My concern is with the parents quoted, who you state "have watched and weighed in on the debate over admissions." Jesse Jones has not participated in the PTSA, PTSA diversity committee or school board advisory committees that have debated the issue.
He stated, "The community fought those policies," referring to proposals to modify the admissions procedures. This is inaccurate in several respects. First, it assumes that there is a monolithic "community" on one side of the issue, which is incorrect.
Second, it does not reflect the current debate or the current recommendations. The board of the Thomas Jefferson High School for Science and Technology PTSA approved a resolution that stated that "the Fairfax County School Board should permit consideration of factors relating to diversity of the TJHSST student body in the admissions process at TJHSST." The blue ribbon commission report recommends expanding efforts that the PTSA diversity committee has been undertaking, including outreach toward under-represented minority students and parents, providing information about the admissions process and test preparation.
Few people can oppose the proposals to expand outreach and evaluation efforts.
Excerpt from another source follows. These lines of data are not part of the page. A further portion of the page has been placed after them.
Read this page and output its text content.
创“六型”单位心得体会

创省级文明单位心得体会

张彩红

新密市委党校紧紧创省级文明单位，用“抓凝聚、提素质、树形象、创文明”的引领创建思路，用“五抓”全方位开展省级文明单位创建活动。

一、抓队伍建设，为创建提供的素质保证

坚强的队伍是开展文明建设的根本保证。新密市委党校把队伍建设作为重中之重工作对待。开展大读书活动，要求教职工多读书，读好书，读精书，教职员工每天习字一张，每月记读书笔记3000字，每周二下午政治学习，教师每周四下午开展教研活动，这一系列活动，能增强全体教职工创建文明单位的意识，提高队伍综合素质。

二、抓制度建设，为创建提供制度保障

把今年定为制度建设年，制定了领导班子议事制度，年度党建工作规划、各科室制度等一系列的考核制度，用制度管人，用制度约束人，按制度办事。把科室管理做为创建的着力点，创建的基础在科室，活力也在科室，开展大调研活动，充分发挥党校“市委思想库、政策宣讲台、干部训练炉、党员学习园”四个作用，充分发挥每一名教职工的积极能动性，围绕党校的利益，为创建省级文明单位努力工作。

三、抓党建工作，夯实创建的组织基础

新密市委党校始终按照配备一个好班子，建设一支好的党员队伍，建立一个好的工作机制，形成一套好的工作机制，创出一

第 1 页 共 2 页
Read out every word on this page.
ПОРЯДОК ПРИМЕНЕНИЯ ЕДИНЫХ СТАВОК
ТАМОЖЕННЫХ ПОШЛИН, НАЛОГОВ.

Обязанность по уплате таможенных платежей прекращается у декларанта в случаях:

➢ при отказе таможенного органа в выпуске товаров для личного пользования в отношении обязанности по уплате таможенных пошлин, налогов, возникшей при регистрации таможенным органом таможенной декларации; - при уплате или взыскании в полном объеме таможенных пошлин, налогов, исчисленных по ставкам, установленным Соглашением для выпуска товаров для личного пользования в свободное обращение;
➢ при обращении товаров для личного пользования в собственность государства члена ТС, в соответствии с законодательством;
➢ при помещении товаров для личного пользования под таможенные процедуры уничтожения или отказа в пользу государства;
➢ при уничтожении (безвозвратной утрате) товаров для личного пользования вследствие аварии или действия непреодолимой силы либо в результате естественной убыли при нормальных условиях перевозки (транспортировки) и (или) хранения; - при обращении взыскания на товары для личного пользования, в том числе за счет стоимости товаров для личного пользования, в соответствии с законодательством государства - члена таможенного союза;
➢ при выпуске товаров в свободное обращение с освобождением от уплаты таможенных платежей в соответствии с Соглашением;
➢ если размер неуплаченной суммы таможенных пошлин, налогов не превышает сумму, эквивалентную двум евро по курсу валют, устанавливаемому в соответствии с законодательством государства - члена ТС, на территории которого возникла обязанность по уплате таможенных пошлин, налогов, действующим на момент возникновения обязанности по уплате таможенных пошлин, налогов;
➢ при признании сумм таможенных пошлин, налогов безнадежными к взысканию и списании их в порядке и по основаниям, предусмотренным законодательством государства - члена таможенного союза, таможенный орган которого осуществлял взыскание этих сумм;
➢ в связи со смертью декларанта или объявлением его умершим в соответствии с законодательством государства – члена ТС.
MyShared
I also believe few would have qualms regarding the proposed admissions procedures, which would bring Thomas Jefferson in line with the procedures at most highly competitive magnet schools and colleges. The proposal suggests reducing the over-reliance on one single factor, the admissions test, and adopting a holistic approach that takes into account other criteria.
More weight would be given to factors that better reflect the students' interest and ability in science and technology. For example, the reduction of the weight of the verbal section of the test may benefit immigrant students who may be outstanding mathematicians and scientists.
This proposal would enable the admissions panels to select students who are truly interested in science and technology, thus strengthening the principles on which Thomas Jefferson was founded.